Amid simmering discontent within masses subjected to a harsh lockdown, Shanghai – the financial capital of China – reported 12 new COVID-19 deaths on Friday, 22 April, reported news agency Reuters.
In what is being seen as the country's worst outbreak of COVID-19, Shanghai saw its load of new local asymptomatic infections rise from 15,698 to 20,634 in a matter of 24 hours.
The number of new symptomatic cases, too, have risen from 1,931 on 21 April to 2,736.

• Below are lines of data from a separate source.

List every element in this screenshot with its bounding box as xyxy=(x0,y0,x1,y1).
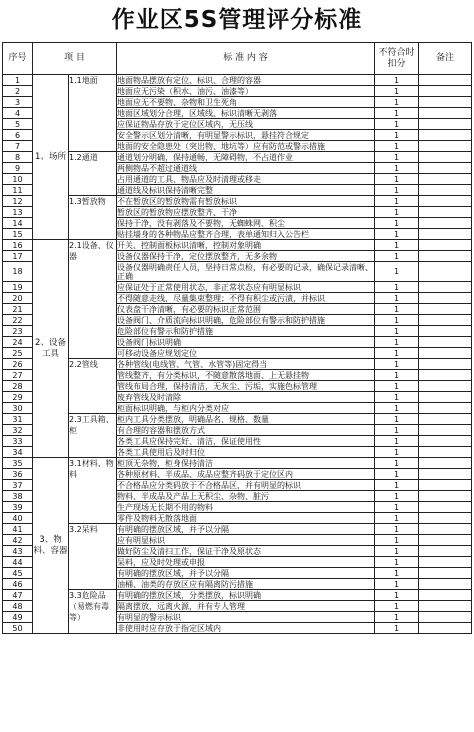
deduction-score: 1 xyxy=(375,524,419,535)
remark-cell xyxy=(419,251,472,262)
standard-content: 应保证处于正常使用状态，非正常状态应有明显标识 xyxy=(117,282,375,293)
deduction-score: 1 xyxy=(375,370,419,381)
remark-cell xyxy=(419,282,472,293)
row-number: 50 xyxy=(3,623,33,634)
row-number: 37 xyxy=(3,480,33,491)
remark-cell xyxy=(419,546,472,557)
row-number: 25 xyxy=(3,348,33,359)
deduction-score: 1 xyxy=(375,502,419,513)
standard-content: 呆料，应及时处理或申报 xyxy=(117,557,375,568)
row-number: 40 xyxy=(3,513,33,524)
standard-content: 设备仪器保持干净，定位摆放整齐，无多余物 xyxy=(117,251,375,262)
row-number: 19 xyxy=(3,282,33,293)
standard-content: 不合格品应分类码放于不合格品区，并有明显的标识 xyxy=(117,480,375,491)
standard-content: 应有明显标识 xyxy=(117,535,375,546)
standard-content: 隔离摆放，远离火源，并有专人管理 xyxy=(117,601,375,612)
standard-content: 物料、半成品及产品上无积尘、杂物、脏污 xyxy=(117,491,375,502)
row-number: 44 xyxy=(3,557,33,568)
row-number: 18 xyxy=(3,262,33,282)
table-row xyxy=(3,196,472,207)
row-number: 47 xyxy=(3,590,33,601)
standard-content: 有明确的摆放区域，并予以分隔 xyxy=(117,568,375,579)
standard-content: 柜面标识明确，与柜内分类对应 xyxy=(117,403,375,414)
standard-content: 有明确的摆放区域，分类摆放，标识明确 xyxy=(117,590,375,601)
row-number: 30 xyxy=(3,403,33,414)
remark-cell xyxy=(419,119,472,130)
row-number: 1 xyxy=(3,75,33,86)
deduction-score: 1 xyxy=(375,612,419,623)
deduction-score: 1 xyxy=(375,414,419,425)
standard-content: 危险部位有警示和防护措施 xyxy=(117,326,375,337)
remark-cell xyxy=(419,207,472,218)
table-row xyxy=(3,414,472,425)
deduction-score: 1 xyxy=(375,174,419,185)
remark-cell xyxy=(419,326,472,337)
deduction-score: 1 xyxy=(375,601,419,612)
standard-content: 应保证物品存放于定位区域内，无压线 xyxy=(117,119,375,130)
remark-cell xyxy=(419,612,472,623)
deduction-score: 1 xyxy=(375,381,419,392)
remark-cell xyxy=(419,304,472,315)
deduction-score: 1 xyxy=(375,447,419,458)
row-number: 6 xyxy=(3,130,33,141)
deduction-score: 1 xyxy=(375,557,419,568)
standard-content: 占用通道的工具、物品应及时清理或移走 xyxy=(117,174,375,185)
standard-content: 油桶、油类的存放区应有隔离防污措施 xyxy=(117,579,375,590)
standards-table xyxy=(2,42,472,634)
remark-cell xyxy=(419,130,472,141)
remark-cell xyxy=(419,370,472,381)
table-row xyxy=(3,152,472,163)
table-row xyxy=(3,240,472,251)
deduction-score: 1 xyxy=(375,185,419,196)
header-standard: 标 准 内 容 xyxy=(117,43,375,75)
row-number: 39 xyxy=(3,502,33,513)
deduction-score: 1 xyxy=(375,97,419,108)
row-number: 41 xyxy=(3,524,33,535)
deduction-score: 1 xyxy=(375,546,419,557)
remark-cell xyxy=(419,293,472,304)
standard-content: 有明确的摆放区域，并予以分隔 xyxy=(117,524,375,535)
remark-cell xyxy=(419,262,472,282)
deduction-score: 1 xyxy=(375,130,419,141)
deduction-score: 1 xyxy=(375,513,419,524)
standard-content: 开关、控制面板标识清晰，控制对象明确 xyxy=(117,240,375,251)
remark-cell xyxy=(419,359,472,370)
standard-content: 地面应无污染（积水、油污、油漆等） xyxy=(117,86,375,97)
deduction-score: 1 xyxy=(375,152,419,163)
remark-cell xyxy=(419,458,472,469)
row-number: 35 xyxy=(3,458,33,469)
remark-cell xyxy=(419,315,472,326)
deduction-score: 1 xyxy=(375,282,419,293)
standard-content: 生产现场无长期不用的物料 xyxy=(117,502,375,513)
deduction-score: 1 xyxy=(375,590,419,601)
standard-content: 管线整齐，有分类标识，不随意散落地面、上无悬挂物 xyxy=(117,370,375,381)
standard-content: 各类工具应保持完好、清洁，保证使用性 xyxy=(117,436,375,447)
deduction-score: 1 xyxy=(375,458,419,469)
subcategory-cell: 1.2通道 xyxy=(69,152,117,196)
remark-cell xyxy=(419,447,472,458)
standard-content: 做好防尘及清扫工作，保证干净及原状态 xyxy=(117,546,375,557)
standard-content: 两侧物品不超过通道线 xyxy=(117,163,375,174)
remark-cell xyxy=(419,97,472,108)
standard-content: 地面的安全隐患处（突出物、地坑等）应有防范或警示措施 xyxy=(117,141,375,152)
standard-content: 各类工具使用后及时归位 xyxy=(117,447,375,458)
subcategory-cell: 2.1设备、仪器 xyxy=(69,240,117,359)
row-number: 15 xyxy=(3,229,33,240)
row-number: 14 xyxy=(3,218,33,229)
row-number: 16 xyxy=(3,240,33,251)
deduction-score: 1 xyxy=(375,141,419,152)
row-number: 36 xyxy=(3,469,33,480)
standard-content: 设备仪器明确责任人员，坚持日常点检，有必要的记录，确保记录清晰、正确 xyxy=(117,262,373,281)
remark-cell xyxy=(419,480,472,491)
remark-cell xyxy=(419,469,472,480)
standard-content: 暂放区的暂放物应摆放整齐、干净 xyxy=(117,207,375,218)
deduction-score: 1 xyxy=(375,326,419,337)
remark-cell xyxy=(419,590,472,601)
row-number: 45 xyxy=(3,568,33,579)
standard-content: 贴挂墙身的各种物品应整齐合理，表单通知归入公告栏 xyxy=(117,229,375,240)
remark-cell xyxy=(419,75,472,86)
row-number: 49 xyxy=(3,612,33,623)
row-number: 3 xyxy=(3,97,33,108)
remark-cell xyxy=(419,108,472,119)
row-number: 38 xyxy=(3,491,33,502)
remark-cell xyxy=(419,535,472,546)
standard-content: 各种原材料、半成品、成品应整齐码放于定位区内 xyxy=(117,469,375,480)
standard-content: 管线布局合理，保持清洁，无灰尘、污垢，实施色标管理 xyxy=(117,381,375,392)
standard-content: 保持干净，没有剥落及不要物，无蜘蛛网、积尘 xyxy=(117,218,375,229)
subcategory-cell: 3.2呆料 xyxy=(69,524,117,590)
standard-content: 非使用时应存放于指定区域内 xyxy=(117,623,375,634)
row-number: 24 xyxy=(3,337,33,348)
remark-cell xyxy=(419,174,472,185)
row-number: 33 xyxy=(3,436,33,447)
deduction-score: 1 xyxy=(375,623,419,634)
remark-cell xyxy=(419,513,472,524)
subcategory-cell: 2.2管线 xyxy=(69,359,117,414)
deduction-score: 1 xyxy=(375,75,419,86)
row-number: 28 xyxy=(3,381,33,392)
deduction-score: 1 xyxy=(375,262,419,282)
header-item: 项 目 xyxy=(33,43,117,75)
row-number: 29 xyxy=(3,392,33,403)
row-number: 10 xyxy=(3,174,33,185)
remark-cell xyxy=(419,185,472,196)
deduction-score: 1 xyxy=(375,359,419,370)
row-number: 21 xyxy=(3,304,33,315)
remark-cell xyxy=(419,403,472,414)
row-number: 7 xyxy=(3,141,33,152)
standard-content: 有合理的容器和摆放方式 xyxy=(117,425,375,436)
row-number: 31 xyxy=(3,414,33,425)
standard-content: 废弃管线及时清除 xyxy=(117,392,375,403)
standard-content: 仪表盘干净清晰，有必要的标识正常范围 xyxy=(117,304,375,315)
remark-cell xyxy=(419,436,472,447)
standard-content: 通道线及标识保持清晰完整 xyxy=(117,185,375,196)
deduction-score: 1 xyxy=(375,491,419,502)
deduction-score: 1 xyxy=(375,108,419,119)
row-number: 32 xyxy=(3,425,33,436)
header-no: 序号 xyxy=(3,43,33,75)
deduction-score: 1 xyxy=(375,348,419,359)
header-score: 不符合时扣分 xyxy=(375,43,419,75)
standard-content: 地面区域划分合理，区域线、标识清晰无剥落 xyxy=(117,108,375,119)
deduction-score: 1 xyxy=(375,251,419,262)
remark-cell xyxy=(419,601,472,612)
standard-content: 各种管线(电线管、气管、水管等)固定得当 xyxy=(117,359,375,370)
standard-content: 柜顶无杂物，柜身保持清洁 xyxy=(117,458,375,469)
row-number: 22 xyxy=(3,315,33,326)
row-number: 5 xyxy=(3,119,33,130)
row-number: 12 xyxy=(3,196,33,207)
remark-cell xyxy=(419,348,472,359)
standard-content: 可移动设备应规划定位 xyxy=(117,348,375,359)
subcategory-cell: 3.1材料、物料 xyxy=(69,458,117,524)
row-number: 26 xyxy=(3,359,33,370)
row-number: 2 xyxy=(3,86,33,97)
subcategory-cell: 1.1地面 xyxy=(69,75,117,152)
deduction-score: 1 xyxy=(375,196,419,207)
row-number: 13 xyxy=(3,207,33,218)
standard-content: 设备阀门标识明确 xyxy=(117,337,375,348)
subcategory-cell: 2.3工具箱、柜 xyxy=(69,414,117,458)
remark-cell xyxy=(419,414,472,425)
row-number: 46 xyxy=(3,579,33,590)
table-row xyxy=(3,458,472,469)
deduction-score: 1 xyxy=(375,119,419,130)
remark-cell xyxy=(419,86,472,97)
deduction-score: 1 xyxy=(375,392,419,403)
standard-content: 不在暂放区的暂放物需有暂放标识 xyxy=(117,196,375,207)
subcategory-cell: 1.3暂放物 xyxy=(69,196,117,240)
deduction-score: 1 xyxy=(375,568,419,579)
table-body xyxy=(3,75,472,634)
remark-cell xyxy=(419,568,472,579)
standard-content: 有明显的警示标识 xyxy=(117,612,375,623)
remark-cell xyxy=(419,152,472,163)
deduction-score: 1 xyxy=(375,436,419,447)
standard-content: 地面应无不要物、杂物和卫生死角 xyxy=(117,97,375,108)
standard-content: 安全警示区划分清晰，有明显警示标识，悬挂符合规定 xyxy=(117,130,375,141)
row-number: 43 xyxy=(3,546,33,557)
deduction-score: 1 xyxy=(375,579,419,590)
row-number: 8 xyxy=(3,152,33,163)
standard-content: 柜内工具分类摆放，明确品名、规格、数量 xyxy=(117,414,375,425)
standard-content: 不得随意走线，尽量集束整理；不得有积尘或污渍，并标识 xyxy=(117,293,375,304)
remark-cell xyxy=(419,240,472,251)
remark-cell xyxy=(419,425,472,436)
deduction-score: 1 xyxy=(375,425,419,436)
row-number: 4 xyxy=(3,108,33,119)
deduction-score: 1 xyxy=(375,207,419,218)
remark-cell xyxy=(419,196,472,207)
deduction-score: 1 xyxy=(375,304,419,315)
table-row xyxy=(3,359,472,370)
row-number: 48 xyxy=(3,601,33,612)
deduction-score: 1 xyxy=(375,163,419,174)
remark-cell xyxy=(419,229,472,240)
deduction-score: 1 xyxy=(375,229,419,240)
deduction-score: 1 xyxy=(375,480,419,491)
deduction-score: 1 xyxy=(375,403,419,414)
remark-cell xyxy=(419,524,472,535)
standard-content: 通道划分明确，保持通畅，无障碍物，不占道作业 xyxy=(117,152,375,163)
standard-content: 地面物品摆放有定位、标识、合理的容器 xyxy=(117,75,375,86)
row-number: 23 xyxy=(3,326,33,337)
deduction-score: 1 xyxy=(375,293,419,304)
table-row xyxy=(3,75,472,86)
document-title: 作业区5S管理评分标准 xyxy=(111,7,363,33)
table-row xyxy=(3,524,472,535)
table-row xyxy=(3,590,472,601)
deduction-score: 1 xyxy=(375,315,419,326)
standard-content: 设备阀门、介质流向标识明确，危险部位有警示和防护措施 xyxy=(117,315,375,326)
deduction-score: 1 xyxy=(375,337,419,348)
category-cell: 2、设备工具 xyxy=(33,240,69,458)
row-number: 17 xyxy=(3,251,33,262)
deduction-score: 1 xyxy=(375,240,419,251)
deduction-score: 1 xyxy=(375,535,419,546)
remark-cell xyxy=(419,557,472,568)
category-cell: 1、场所 xyxy=(33,75,69,240)
remark-cell xyxy=(419,381,472,392)
row-number: 27 xyxy=(3,370,33,381)
deduction-score: 1 xyxy=(375,469,419,480)
row-number: 9 xyxy=(3,163,33,174)
remark-cell xyxy=(419,141,472,152)
deduction-score: 1 xyxy=(375,86,419,97)
category-cell: 3、物料、容器 xyxy=(33,458,69,634)
remark-cell xyxy=(419,491,472,502)
table-header-row xyxy=(3,43,472,75)
standard-content: 零件及物料无散落地面 xyxy=(117,513,375,524)
deduction-score: 1 xyxy=(375,218,419,229)
remark-cell xyxy=(419,218,472,229)
remark-cell xyxy=(419,163,472,174)
row-number: 42 xyxy=(3,535,33,546)
row-number: 20 xyxy=(3,293,33,304)
remark-cell xyxy=(419,392,472,403)
row-number: 11 xyxy=(3,185,33,196)
header-remark: 备注 xyxy=(419,43,472,75)
remark-cell xyxy=(419,579,472,590)
remark-cell xyxy=(419,623,472,634)
remark-cell xyxy=(419,337,472,348)
remark-cell xyxy=(419,502,472,513)
subcategory-cell: 3.3危险品（易燃有毒等） xyxy=(69,590,117,634)
row-number: 34 xyxy=(3,447,33,458)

However, the Shanghai government has said that the average age of patients who died was 88, while adding that all of them were unvaccinated and had underlying health conditions.
Jaya Dantas, a public health expert at the Curtin School of Population Health in Australia, who has been observing the Shanghai outbreak told Reuters that the government must "increase rates of the booster vaccination dose to the elderly and other vulnerable groups" in order to save the situation from becoming worse.
Dantas also added that the Chinese government should consider introducing mRNA vaccines. So far, China has neither introduced its own mRNA vaccines, nor decided to import it from overseas developers.
Meanwhile, locals officials in Shanghai said that there will be no relaxation in lockdown measures until new cases outside of quarantine areas have cleared.
According to Reuters, the number of new cases outside quarantine areas fell from 250 on 21 April to 218 on 22 April.
While a complete lockdown in Shanghai began in early April, some compounds have been under the lock for a much longer period.
Additionally, the continued reportage of positive cases from compounds locked for over 30 days has put a big question on the effectiveness of China's harsh containment approach.